In his opinion, Judge Smith wrote that the Sierra Club "was aware that Big Brown's Title V permit exempted it from [particulate matter] deviations during maintenance, startup, or shutdown activities prior to filing suit, which rendered the claim meritless. And at trial, [the club] failed to prove any causation or injury to its lone standing witness or any other individual.

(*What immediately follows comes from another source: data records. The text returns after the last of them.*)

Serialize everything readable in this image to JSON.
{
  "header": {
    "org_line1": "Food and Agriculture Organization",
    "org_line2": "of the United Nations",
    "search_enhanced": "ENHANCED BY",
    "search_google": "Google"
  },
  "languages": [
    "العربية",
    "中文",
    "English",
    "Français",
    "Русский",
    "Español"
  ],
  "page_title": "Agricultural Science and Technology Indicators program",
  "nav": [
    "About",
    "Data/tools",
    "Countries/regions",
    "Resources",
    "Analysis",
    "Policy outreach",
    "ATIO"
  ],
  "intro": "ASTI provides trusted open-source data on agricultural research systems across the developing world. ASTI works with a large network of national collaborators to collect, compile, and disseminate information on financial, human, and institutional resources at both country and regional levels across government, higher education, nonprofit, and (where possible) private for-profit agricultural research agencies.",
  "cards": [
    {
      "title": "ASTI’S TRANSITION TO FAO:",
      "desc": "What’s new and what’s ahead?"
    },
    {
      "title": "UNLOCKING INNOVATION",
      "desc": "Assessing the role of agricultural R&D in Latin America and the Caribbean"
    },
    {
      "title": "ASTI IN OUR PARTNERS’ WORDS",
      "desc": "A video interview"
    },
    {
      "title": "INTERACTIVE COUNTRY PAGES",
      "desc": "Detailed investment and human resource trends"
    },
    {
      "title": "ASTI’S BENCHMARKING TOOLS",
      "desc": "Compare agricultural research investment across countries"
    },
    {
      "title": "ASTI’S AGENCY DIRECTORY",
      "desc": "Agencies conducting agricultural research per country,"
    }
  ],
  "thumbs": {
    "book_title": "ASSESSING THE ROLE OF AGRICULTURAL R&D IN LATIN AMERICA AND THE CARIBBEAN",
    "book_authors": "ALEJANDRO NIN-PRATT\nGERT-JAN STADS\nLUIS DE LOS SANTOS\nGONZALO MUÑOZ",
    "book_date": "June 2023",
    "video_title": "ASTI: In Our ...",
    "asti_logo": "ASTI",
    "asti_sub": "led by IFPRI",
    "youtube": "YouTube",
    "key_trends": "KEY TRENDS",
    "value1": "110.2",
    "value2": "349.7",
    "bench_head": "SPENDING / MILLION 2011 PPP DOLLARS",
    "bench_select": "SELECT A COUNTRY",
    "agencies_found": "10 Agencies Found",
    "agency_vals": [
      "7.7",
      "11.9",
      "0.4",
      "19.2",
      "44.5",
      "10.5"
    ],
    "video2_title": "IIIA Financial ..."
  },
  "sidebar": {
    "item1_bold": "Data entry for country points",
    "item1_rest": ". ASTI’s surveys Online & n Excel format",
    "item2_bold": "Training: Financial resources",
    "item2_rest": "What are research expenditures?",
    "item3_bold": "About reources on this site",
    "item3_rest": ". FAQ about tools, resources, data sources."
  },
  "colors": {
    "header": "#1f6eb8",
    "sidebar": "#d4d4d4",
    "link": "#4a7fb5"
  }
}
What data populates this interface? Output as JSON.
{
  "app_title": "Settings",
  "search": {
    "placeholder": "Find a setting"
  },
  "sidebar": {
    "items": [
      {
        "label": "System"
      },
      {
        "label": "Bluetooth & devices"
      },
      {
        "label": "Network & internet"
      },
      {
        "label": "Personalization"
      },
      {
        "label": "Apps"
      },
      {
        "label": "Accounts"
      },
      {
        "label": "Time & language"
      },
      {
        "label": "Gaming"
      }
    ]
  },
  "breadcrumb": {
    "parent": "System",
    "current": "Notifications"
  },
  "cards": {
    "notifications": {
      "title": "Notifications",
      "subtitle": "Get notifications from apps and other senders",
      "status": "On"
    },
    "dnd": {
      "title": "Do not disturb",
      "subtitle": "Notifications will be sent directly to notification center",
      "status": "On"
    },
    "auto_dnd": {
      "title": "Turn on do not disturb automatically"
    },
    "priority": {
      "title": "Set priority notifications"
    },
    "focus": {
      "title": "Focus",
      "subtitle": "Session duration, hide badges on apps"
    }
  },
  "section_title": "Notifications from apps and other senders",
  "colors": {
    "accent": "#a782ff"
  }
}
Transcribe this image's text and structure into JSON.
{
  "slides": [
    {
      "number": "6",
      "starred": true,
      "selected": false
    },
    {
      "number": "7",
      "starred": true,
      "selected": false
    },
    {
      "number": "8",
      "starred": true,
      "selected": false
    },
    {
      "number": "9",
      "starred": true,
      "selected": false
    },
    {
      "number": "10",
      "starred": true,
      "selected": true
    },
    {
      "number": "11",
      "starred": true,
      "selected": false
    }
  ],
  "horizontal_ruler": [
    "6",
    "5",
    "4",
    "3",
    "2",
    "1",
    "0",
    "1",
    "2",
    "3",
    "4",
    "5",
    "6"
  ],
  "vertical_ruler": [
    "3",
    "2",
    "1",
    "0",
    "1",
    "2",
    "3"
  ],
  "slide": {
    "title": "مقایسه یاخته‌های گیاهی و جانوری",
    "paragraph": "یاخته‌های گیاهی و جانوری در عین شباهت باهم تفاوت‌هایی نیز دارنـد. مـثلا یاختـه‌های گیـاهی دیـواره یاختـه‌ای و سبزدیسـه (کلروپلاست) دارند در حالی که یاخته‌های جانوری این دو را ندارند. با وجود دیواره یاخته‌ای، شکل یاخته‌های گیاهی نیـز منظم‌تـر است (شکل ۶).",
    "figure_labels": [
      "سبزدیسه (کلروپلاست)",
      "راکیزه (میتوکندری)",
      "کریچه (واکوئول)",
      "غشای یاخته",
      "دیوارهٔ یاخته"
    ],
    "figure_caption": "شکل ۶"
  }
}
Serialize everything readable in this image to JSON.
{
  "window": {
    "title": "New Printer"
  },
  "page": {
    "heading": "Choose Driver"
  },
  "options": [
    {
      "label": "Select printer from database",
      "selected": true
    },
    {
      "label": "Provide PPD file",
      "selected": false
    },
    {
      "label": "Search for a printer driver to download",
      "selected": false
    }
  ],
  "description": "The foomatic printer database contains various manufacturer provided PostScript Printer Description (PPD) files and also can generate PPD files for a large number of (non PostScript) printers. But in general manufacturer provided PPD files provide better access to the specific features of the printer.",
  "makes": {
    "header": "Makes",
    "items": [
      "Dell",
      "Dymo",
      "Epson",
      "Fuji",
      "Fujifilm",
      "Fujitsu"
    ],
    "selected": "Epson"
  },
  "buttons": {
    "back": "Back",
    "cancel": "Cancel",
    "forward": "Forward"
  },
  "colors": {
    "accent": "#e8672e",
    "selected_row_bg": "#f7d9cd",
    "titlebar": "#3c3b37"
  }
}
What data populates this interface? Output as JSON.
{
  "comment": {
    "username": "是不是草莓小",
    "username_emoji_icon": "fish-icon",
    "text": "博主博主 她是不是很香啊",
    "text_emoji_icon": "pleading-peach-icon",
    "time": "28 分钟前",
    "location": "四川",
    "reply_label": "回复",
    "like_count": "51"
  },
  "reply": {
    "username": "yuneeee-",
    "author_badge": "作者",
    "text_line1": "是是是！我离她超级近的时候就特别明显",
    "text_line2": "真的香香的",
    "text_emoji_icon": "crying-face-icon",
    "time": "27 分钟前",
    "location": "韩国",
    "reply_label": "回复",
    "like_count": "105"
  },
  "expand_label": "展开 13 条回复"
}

Moreover, the one standing witness in the case was not even placed on [the club's] witness list even with the awareness that proving causation and linking the opacity violations at issue to injuries was required in order to prevail."
Could the judge's decision deter people from suing large power companies in the future, since there's the prospect of having to pay the other side's legal fees?
"If [a lawsuit] is in fact off the wall," Riesel says, "people are not going to be chilled."
If a lawsuit is close, he adds, then there might be a chilling effect.
The Sierra Club will appeal the ruling.
Garland declined to speak about the Sierra Club's finances but said, "No fee award will deter the Sierra Club from its core mission of protecting communities from pollution."
In his opinion, Smith wrote that Luminant argued "that [the club] is one of the most well-funded environmental organizations in the U.S. and has the ability to pay the requested fees."
Naturally, the Sierra Club disagreed with the decision.
"Luminant's own reports indicated that its plants were emitting pollution that exceeded Clean Air Act limits," Dr. Al Armendariz, the senior campaign representative of the club's Beyond Coal campaign in Texas, said in a statement. "We presented substantial amounts of evidence at trial showing that this pollution could have been prevented by the company, and brought this case in the interest of safeguarding downwind communities. We are confident the court of appeals will reverse this decision."
Luminant has maintained that it has always been in compliance with environmental laws.